Miller: I know that you didn’t do your latest, and I guess last, super deep sea dive to become the first person of African descent to ever go to the deepest part of the ocean. But that’s what you did, you did make history. What did it mean to you and what has it meant to people, maybe young people, that you’ve talked to?

Wright: Yes, that was something that was very special for me. In fact, Victor Vescovo, he has been handpicking people that he’s taken to Challenger Deep to do science and to do exploration, but also to be symbols of these great feats, so to speak. So as the first Black person, it was a great honor for me. And as I was preparing for the dive, it was also during the time that Judge Ketanji Brown Jackson was going through some very tough Senate nomination hearings to become the first Black woman appointed to the US Supreme Court. And that really resonated with me and really inspired me.

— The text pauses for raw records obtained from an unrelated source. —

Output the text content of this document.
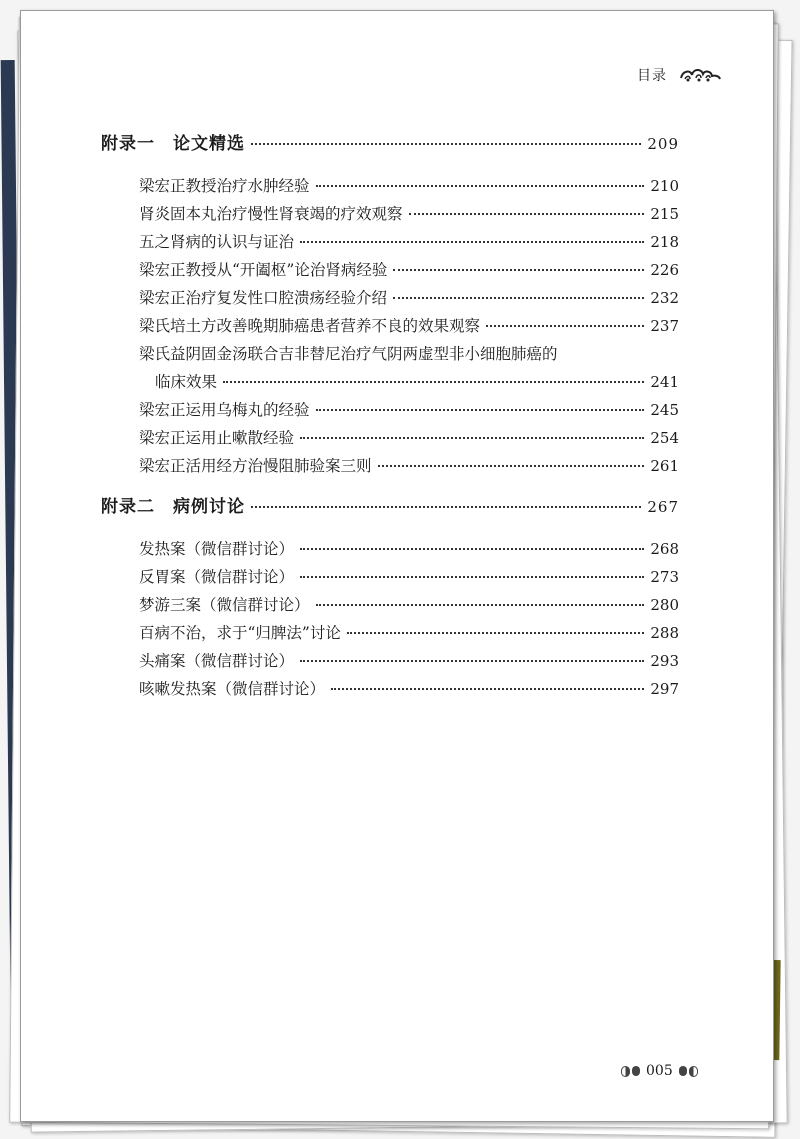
目录
附录一　论文精选	209
梁宏正教授治疗水肿经验	210
肾炎固本丸治疗慢性肾衰竭的疗效观察	215
五之肾病的认识与证治	218
梁宏正教授从“开阖枢”论治肾病经验	226
梁宏正治疗复发性口腔溃疡经验介绍	232
梁氏培土方改善晚期肺癌患者营养不良的效果观察	237
梁氏益阴固金汤联合吉非替尼治疗气阴两虚型非小细胞肺癌的
临床效果	241
梁宏正运用乌梅丸的经验	245
梁宏正运用止嗽散经验	254
梁宏正活用经方治慢阻肺验案三则	261
附录二　病例讨论	267
发热案（微信群讨论）	268
反胃案（微信群讨论）	273
梦游三案（微信群讨论）	280
百病不治，求于“归脾法”讨论	288
头痛案（微信群讨论）	293
咳嗽发热案（微信群讨论）	297
005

And I think it is really important. It’s significant to be the first, and that is a way to inspire and encourage others, especially for little children or for young people, mainly so that they can see that something like this is possible for them. It’s not off limits because you’re Black or because you’re gay or just as your first guests on the show we’re talking about, with the type of discrimination that they face.  At some point, we do need to get to the place where these firsts are not necessary, but we are a long way away from that. So it’s very important to continue to inspire and to let young people see that they can aspire to do something like this one day, if they so desire. Now, they don’t have to necessarily go to the bottom of the ocean like I did, but they can aspire to other things.

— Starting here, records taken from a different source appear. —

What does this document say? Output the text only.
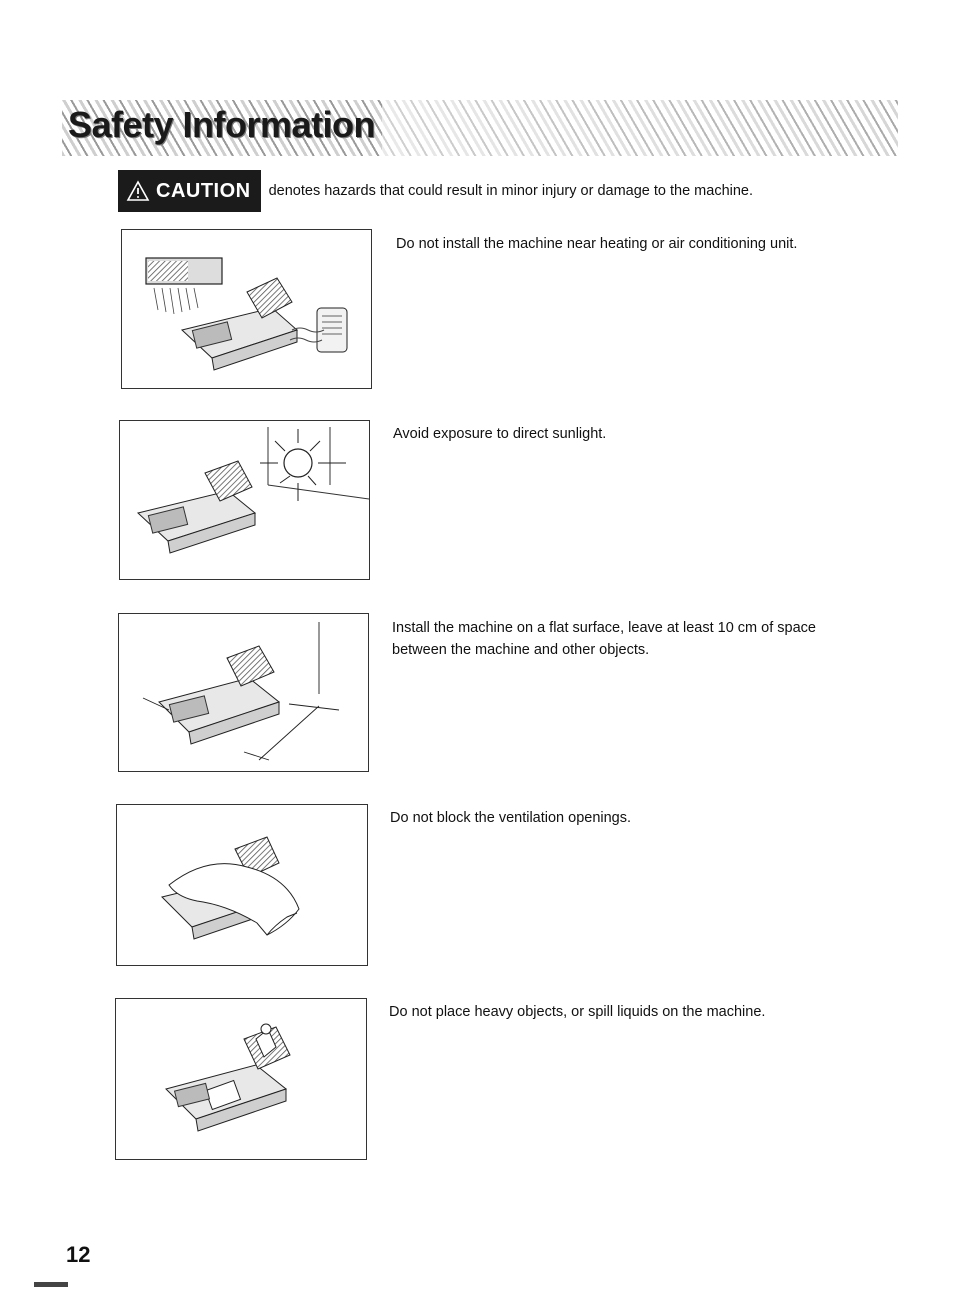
Safety Information
CAUTION denotes hazards that could result in minor injury or damage to the machine.
Do not install the machine near heating or air conditioning unit.
Avoid exposure to direct sunlight.
Install the machine on a flat surface, leave at least 10 cm of space between the machine and other objects.
Do not block the ventilation openings.
Do not place heavy objects, or spill liquids on the machine.
12
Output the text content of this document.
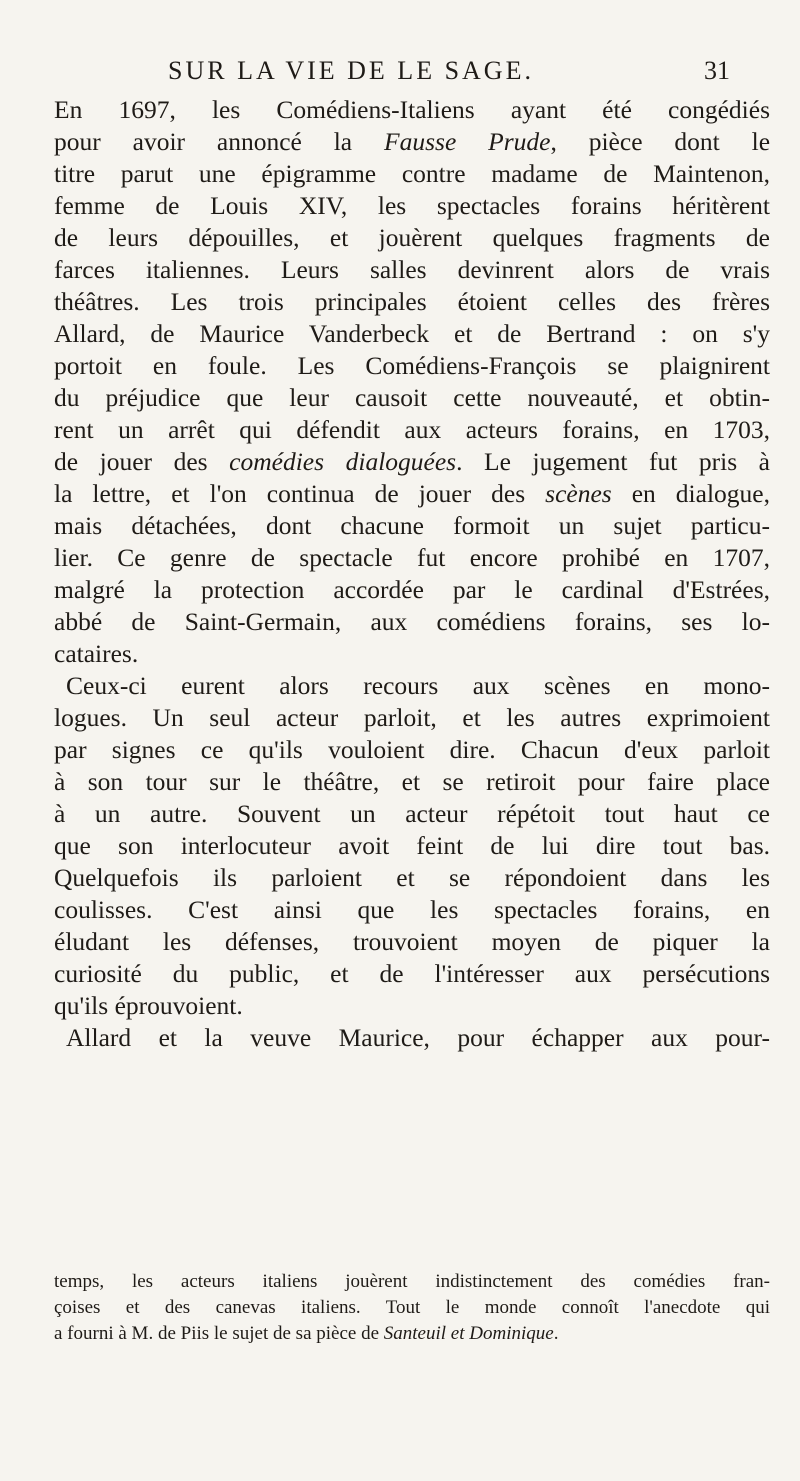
SUR LA VIE DE LE SAGE.	31
En 1697, les Comédiens-Italiens ayant été congédiés
pour avoir annoncé la Fausse Prude, pièce dont le
titre parut une épigramme contre madame de Maintenon,
femme de Louis XIV, les spectacles forains héritèrent
de leurs dépouilles, et jouèrent quelques fragments de
farces italiennes. Leurs salles devinrent alors de vrais
théâtres. Les trois principales étoient celles des frères
Allard, de Maurice Vanderbeck et de Bertrand : on s'y
portoit en foule. Les Comédiens-François se plaignirent
du préjudice que leur causoit cette nouveauté, et obtin-
rent un arrêt qui défendit aux acteurs forains, en 1703,
de jouer des comédies dialoguées. Le jugement fut pris à
la lettre, et l'on continua de jouer des scènes en dialogue,
mais détachées, dont chacune formoit un sujet particu-
lier. Ce genre de spectacle fut encore prohibé en 1707,
malgré la protection accordée par le cardinal d'Estrées,
abbé de Saint-Germain, aux comédiens forains, ses lo-
cataires.
Ceux-ci eurent alors recours aux scènes en mono-
logues. Un seul acteur parloit, et les autres exprimoient
par signes ce qu'ils vouloient dire. Chacun d'eux parloit
à son tour sur le théâtre, et se retiroit pour faire place
à un autre. Souvent un acteur répétoit tout haut ce
que son interlocuteur avoit feint de lui dire tout bas.
Quelquefois ils parloient et se répondoient dans les
coulisses. C'est ainsi que les spectacles forains, en
éludant les défenses, trouvoient moyen de piquer la
curiosité du public, et de l'intéresser aux persécutions
qu'ils éprouvoient.
Allard et la veuve Maurice, pour échapper aux pour-
temps, les acteurs italiens jouèrent indistinctement des comédies fran-
çoises et des canevas italiens. Tout le monde connoît l'anecdote qui
a fourni à M. de Piis le sujet de sa pièce de Santeuil et Dominique.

Miller: We just have about a minute left. But my understanding is that the trip we’ve been talking about was likely your last one of the deepest part of the ocean. What was going through your mind when you were ascending? Knowing that you might not ever be back there?

Wright: Oh, you never know. I never thought that I would get to Challenger Deep and yet it happened last year. So I wouldn’t put that aside, especially since Victor now is talking about a new version of the Limiting Factor. But, you know, it’s pretty funny. We watched a movie on the ascent. We watched  Star Wars: The Phantom Menace, because…

Miller: It wasn’t exciting enough for you to be below all of us? You had to watch some entertainment.

Wright: Well, we had a three and a half hour ascent and we had done everything, mission accomplished. Victor was tired, I was tired, so we just relaxed. All of the safety procedures were checked. We were on a safe ascent trajectory, everything was going to go well. So we watched that movie and really enjoyed ourselves.

Miller: It really was like you were on a plane. Dawn Wright, thank you very much.

Wright: Thank you so much.

Miller: That’s Dawn Wright, chief scientist at Esri. She’s going to be giving a free public lecture about her expedition this Wednesday evening in Corvallis. You can register to attend online or in person at oregonstate.edu.